The profile of a traveler most at risk is a female over forty who has a prior history of deep vein thrombosis. Anyone with a prior history of venous thrombosis, elderly travelers or individuals who are obese, pregnant women, people with varicose veins and people who have gone through a recent leg surgery are also at risk.
What can you do to prevent blood clots? There are no definitive methods, but the general advice is as follows:
(1) Dress in comfortable, loose-fitting clothes and shoes that don’t constrict your body.
(2) Stay well hydrated because cabin air tends to cause dehydration (which reduces blood pressure), but avoid alcohol. The idea is to drink non diuretic fluids, so you want to minimize your caffeine and alcohol intake.
(3) Stretch your body and exercise your legs and feet in the plane aisle whenever you get the opportunity. Try to book an aisle seat where it’s easier to stand up and move around the airplane. In other words, regularly change your leg position. Consider getting up and walking around the aisle whenever possible.
(4) Consider fitted, compression stockings – compression of 20 mm. Hg or more is best.

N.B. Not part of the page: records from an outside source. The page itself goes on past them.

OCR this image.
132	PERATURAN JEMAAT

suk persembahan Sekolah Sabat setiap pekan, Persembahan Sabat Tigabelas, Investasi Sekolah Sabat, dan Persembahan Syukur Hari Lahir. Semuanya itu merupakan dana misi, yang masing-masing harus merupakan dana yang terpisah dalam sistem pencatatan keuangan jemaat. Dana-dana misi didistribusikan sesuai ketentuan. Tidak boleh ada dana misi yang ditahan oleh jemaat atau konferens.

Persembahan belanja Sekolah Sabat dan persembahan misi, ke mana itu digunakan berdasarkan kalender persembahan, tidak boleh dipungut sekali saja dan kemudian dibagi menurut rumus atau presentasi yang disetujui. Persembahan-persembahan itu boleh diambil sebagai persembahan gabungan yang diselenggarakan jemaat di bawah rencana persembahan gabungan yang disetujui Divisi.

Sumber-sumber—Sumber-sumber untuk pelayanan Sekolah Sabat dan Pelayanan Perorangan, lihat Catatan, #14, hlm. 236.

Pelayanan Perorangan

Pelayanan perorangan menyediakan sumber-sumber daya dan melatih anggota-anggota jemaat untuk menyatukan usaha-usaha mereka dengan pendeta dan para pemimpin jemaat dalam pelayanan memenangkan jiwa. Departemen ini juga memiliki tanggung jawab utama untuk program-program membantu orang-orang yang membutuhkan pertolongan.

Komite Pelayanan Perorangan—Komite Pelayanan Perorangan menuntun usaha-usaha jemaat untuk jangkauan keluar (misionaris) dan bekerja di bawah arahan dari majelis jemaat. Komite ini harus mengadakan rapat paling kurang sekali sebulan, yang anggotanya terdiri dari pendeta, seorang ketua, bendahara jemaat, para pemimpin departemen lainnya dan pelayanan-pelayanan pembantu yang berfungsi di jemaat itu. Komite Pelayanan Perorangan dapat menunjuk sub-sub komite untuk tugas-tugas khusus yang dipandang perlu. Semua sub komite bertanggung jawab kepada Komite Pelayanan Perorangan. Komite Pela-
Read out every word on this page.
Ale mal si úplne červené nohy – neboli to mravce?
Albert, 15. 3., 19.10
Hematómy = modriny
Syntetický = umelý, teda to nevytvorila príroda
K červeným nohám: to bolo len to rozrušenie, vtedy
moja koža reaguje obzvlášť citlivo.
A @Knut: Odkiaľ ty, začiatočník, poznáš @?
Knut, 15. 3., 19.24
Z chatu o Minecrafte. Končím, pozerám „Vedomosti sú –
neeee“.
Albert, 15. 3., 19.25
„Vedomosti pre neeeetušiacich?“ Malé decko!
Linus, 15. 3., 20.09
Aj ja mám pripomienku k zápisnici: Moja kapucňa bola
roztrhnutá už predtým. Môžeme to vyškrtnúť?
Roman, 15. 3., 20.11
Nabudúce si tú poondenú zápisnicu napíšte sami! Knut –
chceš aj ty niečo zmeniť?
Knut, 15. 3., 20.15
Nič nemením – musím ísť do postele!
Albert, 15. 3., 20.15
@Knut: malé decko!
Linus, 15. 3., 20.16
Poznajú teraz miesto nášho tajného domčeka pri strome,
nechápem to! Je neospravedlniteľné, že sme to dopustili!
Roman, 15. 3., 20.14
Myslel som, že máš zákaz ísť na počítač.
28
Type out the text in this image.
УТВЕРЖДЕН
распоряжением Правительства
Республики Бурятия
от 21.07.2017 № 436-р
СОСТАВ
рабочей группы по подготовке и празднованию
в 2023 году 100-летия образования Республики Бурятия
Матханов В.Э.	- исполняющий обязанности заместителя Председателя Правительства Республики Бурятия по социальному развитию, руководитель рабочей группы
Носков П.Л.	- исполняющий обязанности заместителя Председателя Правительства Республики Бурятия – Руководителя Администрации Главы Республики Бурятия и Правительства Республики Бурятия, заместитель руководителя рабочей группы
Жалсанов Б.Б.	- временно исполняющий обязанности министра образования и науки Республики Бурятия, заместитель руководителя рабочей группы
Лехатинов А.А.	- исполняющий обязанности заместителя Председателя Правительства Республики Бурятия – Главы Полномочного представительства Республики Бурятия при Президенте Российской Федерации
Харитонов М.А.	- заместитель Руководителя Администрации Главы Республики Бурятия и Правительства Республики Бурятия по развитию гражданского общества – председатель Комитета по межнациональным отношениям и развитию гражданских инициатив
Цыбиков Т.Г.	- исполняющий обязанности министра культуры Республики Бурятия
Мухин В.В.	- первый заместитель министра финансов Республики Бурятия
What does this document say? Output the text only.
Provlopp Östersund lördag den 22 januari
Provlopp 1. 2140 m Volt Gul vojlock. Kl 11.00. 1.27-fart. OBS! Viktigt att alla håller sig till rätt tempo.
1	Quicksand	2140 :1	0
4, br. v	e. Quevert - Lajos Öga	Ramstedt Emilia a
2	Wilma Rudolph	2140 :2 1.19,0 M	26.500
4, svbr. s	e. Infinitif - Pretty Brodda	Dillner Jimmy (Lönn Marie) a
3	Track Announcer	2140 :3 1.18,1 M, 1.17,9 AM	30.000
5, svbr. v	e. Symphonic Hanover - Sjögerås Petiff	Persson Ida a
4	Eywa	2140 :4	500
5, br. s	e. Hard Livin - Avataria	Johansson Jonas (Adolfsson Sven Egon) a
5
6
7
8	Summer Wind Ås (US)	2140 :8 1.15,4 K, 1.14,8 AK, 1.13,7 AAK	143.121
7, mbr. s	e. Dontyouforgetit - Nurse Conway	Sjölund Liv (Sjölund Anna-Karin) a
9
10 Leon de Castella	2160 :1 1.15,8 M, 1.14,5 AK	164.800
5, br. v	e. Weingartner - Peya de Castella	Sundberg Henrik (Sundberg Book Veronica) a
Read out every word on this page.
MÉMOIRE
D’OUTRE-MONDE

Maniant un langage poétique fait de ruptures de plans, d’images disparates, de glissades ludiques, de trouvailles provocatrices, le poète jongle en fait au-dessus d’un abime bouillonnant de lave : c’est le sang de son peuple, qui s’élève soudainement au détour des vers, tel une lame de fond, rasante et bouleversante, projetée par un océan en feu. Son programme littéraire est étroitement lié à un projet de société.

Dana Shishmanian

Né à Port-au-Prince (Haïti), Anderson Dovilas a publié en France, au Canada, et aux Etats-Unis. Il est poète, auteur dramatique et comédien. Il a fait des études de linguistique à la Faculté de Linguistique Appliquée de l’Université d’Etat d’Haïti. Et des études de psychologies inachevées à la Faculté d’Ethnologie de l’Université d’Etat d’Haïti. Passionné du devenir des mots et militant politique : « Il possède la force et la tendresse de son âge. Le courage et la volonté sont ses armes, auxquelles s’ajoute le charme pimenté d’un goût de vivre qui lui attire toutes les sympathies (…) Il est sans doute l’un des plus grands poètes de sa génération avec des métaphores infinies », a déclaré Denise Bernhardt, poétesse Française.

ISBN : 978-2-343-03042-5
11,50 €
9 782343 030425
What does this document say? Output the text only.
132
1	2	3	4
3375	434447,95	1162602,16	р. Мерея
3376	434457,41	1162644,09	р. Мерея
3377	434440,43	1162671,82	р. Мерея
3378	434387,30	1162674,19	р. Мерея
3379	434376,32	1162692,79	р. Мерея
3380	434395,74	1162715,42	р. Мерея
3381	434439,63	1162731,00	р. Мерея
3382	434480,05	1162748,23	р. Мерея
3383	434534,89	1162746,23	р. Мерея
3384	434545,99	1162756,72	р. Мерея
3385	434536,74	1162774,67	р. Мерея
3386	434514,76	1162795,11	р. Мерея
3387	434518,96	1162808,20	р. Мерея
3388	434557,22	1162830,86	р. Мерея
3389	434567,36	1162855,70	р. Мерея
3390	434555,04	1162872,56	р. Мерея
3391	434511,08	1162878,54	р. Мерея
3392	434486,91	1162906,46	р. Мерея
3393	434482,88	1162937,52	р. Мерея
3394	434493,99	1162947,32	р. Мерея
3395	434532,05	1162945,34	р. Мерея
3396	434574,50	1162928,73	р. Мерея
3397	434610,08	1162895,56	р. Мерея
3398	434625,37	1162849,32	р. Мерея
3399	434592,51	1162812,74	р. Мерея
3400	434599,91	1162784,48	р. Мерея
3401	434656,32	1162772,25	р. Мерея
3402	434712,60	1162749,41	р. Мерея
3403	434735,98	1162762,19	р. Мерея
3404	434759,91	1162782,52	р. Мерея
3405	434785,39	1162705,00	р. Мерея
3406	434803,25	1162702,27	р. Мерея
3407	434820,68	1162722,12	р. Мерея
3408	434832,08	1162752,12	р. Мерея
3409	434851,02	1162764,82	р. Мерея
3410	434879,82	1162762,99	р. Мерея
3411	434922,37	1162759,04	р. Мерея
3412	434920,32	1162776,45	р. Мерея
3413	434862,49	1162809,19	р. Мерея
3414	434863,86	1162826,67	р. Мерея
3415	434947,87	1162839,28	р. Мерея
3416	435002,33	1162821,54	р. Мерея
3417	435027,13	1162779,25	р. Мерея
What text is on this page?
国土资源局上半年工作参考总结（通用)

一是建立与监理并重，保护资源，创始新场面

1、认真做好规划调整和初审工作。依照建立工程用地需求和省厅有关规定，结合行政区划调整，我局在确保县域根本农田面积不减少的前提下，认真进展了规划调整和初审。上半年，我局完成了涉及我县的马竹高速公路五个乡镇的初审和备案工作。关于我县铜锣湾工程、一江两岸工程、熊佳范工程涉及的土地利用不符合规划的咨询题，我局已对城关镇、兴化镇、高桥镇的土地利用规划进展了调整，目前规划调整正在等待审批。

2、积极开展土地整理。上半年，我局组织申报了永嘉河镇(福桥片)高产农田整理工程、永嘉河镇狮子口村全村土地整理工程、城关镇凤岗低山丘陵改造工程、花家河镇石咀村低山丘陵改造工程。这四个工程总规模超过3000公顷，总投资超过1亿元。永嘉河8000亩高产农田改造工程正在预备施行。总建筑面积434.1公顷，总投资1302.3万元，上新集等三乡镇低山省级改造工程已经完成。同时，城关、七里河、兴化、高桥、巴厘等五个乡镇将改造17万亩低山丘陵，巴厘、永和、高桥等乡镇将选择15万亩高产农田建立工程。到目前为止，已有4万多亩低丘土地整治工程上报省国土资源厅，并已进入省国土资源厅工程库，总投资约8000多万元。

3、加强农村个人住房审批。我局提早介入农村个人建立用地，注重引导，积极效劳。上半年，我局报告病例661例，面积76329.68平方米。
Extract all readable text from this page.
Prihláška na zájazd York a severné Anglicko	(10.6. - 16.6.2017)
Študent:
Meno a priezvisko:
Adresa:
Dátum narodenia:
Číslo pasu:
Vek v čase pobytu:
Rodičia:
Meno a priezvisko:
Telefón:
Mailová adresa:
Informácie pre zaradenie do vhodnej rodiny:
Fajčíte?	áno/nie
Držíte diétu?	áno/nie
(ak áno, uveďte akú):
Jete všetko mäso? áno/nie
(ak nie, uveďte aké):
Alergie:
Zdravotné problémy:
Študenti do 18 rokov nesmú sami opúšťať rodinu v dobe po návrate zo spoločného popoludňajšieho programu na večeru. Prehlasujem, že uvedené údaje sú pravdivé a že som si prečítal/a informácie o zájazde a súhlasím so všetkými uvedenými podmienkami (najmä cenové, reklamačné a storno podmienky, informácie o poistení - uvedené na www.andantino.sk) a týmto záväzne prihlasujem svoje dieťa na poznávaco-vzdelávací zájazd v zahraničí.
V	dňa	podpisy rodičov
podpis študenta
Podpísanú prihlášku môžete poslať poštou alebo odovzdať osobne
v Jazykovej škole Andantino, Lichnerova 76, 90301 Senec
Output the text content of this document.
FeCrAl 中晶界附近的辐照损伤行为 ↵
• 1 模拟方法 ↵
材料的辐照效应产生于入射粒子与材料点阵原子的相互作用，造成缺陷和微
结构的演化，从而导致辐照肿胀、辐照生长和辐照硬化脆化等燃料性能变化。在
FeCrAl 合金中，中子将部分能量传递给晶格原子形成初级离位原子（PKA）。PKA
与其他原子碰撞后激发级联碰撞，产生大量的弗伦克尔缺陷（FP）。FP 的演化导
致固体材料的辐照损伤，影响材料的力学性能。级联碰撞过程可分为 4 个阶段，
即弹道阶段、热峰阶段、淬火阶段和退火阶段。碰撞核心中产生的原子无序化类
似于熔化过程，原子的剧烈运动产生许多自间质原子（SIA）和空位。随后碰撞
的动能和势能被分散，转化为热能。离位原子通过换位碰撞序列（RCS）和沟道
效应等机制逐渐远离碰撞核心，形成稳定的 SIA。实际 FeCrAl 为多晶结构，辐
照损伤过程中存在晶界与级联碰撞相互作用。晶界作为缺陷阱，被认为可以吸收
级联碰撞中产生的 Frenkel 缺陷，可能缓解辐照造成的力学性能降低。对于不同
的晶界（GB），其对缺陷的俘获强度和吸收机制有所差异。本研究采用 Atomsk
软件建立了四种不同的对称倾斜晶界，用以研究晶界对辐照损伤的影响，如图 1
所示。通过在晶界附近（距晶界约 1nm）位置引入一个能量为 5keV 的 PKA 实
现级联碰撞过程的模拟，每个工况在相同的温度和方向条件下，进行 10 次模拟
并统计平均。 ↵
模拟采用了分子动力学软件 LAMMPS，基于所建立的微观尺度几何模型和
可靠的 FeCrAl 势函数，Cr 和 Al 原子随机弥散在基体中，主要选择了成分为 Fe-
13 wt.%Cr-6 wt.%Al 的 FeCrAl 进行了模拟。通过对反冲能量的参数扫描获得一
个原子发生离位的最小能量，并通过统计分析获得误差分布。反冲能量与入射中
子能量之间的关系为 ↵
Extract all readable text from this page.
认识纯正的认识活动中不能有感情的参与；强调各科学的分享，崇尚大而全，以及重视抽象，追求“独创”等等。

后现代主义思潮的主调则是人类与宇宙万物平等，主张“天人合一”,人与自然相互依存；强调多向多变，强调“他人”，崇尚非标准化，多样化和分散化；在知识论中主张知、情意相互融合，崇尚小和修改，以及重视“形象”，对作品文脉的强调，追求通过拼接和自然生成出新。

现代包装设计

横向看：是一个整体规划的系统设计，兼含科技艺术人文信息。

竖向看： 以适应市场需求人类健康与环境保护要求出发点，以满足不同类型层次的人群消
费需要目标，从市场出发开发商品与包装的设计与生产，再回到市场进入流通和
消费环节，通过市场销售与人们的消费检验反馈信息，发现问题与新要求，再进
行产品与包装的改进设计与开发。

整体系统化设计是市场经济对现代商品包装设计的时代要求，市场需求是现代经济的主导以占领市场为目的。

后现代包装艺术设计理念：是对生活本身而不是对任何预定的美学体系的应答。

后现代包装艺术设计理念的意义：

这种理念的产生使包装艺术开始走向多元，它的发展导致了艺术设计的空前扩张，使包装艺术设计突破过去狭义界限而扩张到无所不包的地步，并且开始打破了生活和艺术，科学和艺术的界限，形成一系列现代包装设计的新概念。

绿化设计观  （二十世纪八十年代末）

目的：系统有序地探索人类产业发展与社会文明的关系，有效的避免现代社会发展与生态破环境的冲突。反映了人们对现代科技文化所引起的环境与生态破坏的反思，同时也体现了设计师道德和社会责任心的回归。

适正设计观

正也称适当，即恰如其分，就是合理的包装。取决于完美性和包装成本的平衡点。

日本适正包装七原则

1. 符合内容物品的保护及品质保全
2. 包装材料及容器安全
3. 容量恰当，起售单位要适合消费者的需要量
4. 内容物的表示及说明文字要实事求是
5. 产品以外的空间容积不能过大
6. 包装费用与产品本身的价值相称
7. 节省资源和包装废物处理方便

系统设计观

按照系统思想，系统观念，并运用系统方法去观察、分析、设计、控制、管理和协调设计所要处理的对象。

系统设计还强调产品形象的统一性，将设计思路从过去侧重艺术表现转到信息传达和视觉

(5) Consider fish oil supplements that are typically taken to help thin the blood, or nattokinase nutritional supplements that have been shown to dissolve blood clots, before trips.
It’s possible that no measure intended to prevent DVT deep vein thrombosis will prevent it. However, since many of the supplements designed to help with health in general may also help support prevention, that’s about the closest logical and practical tie-in you can get.